Australian oil rig leak plugged, fire out

Published: Nov. 4, 2009 at 4:07 PM

SYDNEY, Nov. 4 (UPI) -- The operator of an oil rig in the Timor Sea announced Tuesday it plugged the leak that had been spewing oil for 10 weeks and brought under control a massive fire that had been burning since Sunday.

Since Aug. 21 up to 400 barrels of oil leaked daily from PTTEP Australasia's Montara wellhead off the coast of West Australia. The Australian Department of Resources, Energy and Tourism had said it could have been leaking as much as 2,000 barrels a day. It took engineers four attempts to plug the leak.

"We are relieved and thankful that we have killed the well and stopped the main fire," PTTEP Australasia Chief Financial Officer Jose Martins said in a statement.

"We do not underestimate the significantly increased technical complexity, logistical challenges and hazards of the work now required in the wake of the damage caused by the fire to the wellhead platform and to the West Atlas rig," Martins said.

The fire broke out Sunday on the West Atlas rig and Montara wellhead platform during an attempt to plug the oil well with heavy mud.

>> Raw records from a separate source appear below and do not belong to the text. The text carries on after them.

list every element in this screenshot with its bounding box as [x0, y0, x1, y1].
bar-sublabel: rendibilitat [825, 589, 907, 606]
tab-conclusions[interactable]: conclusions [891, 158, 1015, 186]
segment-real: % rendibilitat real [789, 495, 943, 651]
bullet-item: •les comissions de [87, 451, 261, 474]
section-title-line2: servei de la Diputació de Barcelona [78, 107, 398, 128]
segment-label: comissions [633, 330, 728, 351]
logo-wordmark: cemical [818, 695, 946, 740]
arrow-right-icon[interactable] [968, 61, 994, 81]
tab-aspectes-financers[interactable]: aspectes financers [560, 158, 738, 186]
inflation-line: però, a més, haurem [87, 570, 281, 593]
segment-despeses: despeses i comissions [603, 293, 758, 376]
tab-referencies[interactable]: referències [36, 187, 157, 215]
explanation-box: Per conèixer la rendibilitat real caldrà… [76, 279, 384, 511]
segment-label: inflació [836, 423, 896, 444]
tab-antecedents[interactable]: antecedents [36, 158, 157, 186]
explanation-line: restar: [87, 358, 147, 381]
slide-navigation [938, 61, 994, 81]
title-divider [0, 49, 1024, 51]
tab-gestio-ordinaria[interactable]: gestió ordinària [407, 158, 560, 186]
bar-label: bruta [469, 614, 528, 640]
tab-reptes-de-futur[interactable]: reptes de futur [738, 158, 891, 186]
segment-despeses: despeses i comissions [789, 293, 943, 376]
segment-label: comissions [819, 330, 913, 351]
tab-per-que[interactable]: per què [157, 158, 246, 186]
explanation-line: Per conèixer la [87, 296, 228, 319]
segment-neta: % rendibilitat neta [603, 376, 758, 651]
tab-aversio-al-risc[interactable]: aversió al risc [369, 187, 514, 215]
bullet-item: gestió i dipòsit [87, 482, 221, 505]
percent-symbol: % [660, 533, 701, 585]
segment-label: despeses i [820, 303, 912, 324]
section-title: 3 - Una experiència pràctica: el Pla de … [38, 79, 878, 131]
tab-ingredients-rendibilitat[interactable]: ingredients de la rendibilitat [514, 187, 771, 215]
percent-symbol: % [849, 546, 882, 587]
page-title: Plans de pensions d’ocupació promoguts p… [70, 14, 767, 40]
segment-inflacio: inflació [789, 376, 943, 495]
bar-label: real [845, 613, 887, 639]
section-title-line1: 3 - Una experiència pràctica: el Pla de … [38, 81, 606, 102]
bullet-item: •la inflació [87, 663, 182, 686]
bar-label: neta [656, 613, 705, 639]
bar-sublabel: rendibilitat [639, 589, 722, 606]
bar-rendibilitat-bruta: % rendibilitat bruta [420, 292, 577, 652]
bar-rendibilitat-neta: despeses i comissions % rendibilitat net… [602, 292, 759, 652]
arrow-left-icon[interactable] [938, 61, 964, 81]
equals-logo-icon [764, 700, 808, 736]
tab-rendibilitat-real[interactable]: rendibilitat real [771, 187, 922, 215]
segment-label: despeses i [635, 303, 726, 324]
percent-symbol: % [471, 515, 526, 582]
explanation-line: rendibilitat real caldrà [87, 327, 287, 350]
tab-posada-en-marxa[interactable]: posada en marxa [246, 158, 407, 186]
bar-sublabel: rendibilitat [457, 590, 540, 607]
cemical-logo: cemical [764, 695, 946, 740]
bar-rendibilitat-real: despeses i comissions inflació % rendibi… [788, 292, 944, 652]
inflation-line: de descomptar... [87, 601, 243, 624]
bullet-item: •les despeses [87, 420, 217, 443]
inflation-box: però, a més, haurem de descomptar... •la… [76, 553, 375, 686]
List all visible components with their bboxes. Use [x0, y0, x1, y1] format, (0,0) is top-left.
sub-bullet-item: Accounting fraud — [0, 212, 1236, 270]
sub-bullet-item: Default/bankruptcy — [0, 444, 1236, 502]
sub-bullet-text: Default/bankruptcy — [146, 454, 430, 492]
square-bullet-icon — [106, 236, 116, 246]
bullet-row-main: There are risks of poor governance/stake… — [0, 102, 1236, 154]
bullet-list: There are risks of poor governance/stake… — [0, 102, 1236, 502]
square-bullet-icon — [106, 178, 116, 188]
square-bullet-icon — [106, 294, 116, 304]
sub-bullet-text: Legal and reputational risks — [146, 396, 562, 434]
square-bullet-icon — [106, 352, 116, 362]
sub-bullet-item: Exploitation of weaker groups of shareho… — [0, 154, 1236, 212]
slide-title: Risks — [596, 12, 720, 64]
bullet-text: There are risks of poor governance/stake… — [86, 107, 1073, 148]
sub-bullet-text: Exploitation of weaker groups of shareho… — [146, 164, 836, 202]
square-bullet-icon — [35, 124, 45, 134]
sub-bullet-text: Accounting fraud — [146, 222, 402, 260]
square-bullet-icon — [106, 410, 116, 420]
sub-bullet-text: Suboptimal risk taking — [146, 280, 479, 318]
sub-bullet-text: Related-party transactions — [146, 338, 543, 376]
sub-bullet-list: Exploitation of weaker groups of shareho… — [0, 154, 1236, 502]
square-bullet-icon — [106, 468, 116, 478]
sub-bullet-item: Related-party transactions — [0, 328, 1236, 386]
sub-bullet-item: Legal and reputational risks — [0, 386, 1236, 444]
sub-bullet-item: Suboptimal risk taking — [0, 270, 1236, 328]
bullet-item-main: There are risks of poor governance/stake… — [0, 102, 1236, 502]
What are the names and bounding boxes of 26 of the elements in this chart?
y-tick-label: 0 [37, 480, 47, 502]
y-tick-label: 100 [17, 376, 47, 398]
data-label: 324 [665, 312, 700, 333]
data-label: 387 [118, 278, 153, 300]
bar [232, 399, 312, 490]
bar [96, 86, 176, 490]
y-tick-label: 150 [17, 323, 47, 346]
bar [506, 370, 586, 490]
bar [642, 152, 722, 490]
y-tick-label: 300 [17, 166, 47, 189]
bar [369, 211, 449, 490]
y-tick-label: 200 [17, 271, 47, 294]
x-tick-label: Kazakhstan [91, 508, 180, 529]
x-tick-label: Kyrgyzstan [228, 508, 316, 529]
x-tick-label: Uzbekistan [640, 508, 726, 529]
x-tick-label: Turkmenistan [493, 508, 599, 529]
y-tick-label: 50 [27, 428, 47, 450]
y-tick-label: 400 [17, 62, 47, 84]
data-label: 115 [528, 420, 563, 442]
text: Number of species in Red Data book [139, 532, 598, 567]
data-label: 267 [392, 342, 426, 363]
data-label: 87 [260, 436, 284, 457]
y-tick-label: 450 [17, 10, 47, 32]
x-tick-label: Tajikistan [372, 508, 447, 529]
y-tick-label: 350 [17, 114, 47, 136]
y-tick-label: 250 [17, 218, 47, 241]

Martins said the cleanup should be carried out quickly. "I suspect a couple of months is what we are … anticipating," he told Australian Broadcasting Corp. However, he said, "the environmental plan really could take up to seven years."

Martins said he expected an insurance claim to recover costs of the incident to be "much higher" than the $170 million it had cost PTTEP so far, to factor costs of the rig fire. The cleanup has cost the company about $5 million till now, Martins said, and that figure could rise.

According to ABC, Martins said PTTEP already knows what caused the blaze. "There's a range of causes but we're not going to go into that," he said.

Environmentalists are calling for an in-depth inquiry into the leak and fire.

With more than 28,000 barrels of toxic oil and condensate released into the Timor Sea off the Kimberley coast since the leak began, the situation now demands absolute transparency and the full attention of the highest levels of government, said WWF in a statement.

"The inquiry must have the scope to look at what the real issues are here and to what extent the region is at risk of similar events in the future. Until we have learnt what went wrong here, the government should not approve further developments in such sensitive, vulnerable and pristine tropical marine habitats," said WWF Australia conservation director Dr. Gilly Llewellyn, a marine biologist.

On Oct. 23, while oil was still leaking from PTTEP's West Atlas rig, the company took control of five new exploration licenses, giving it access to an additional 571 square miles of Australian waters near the West Atlas.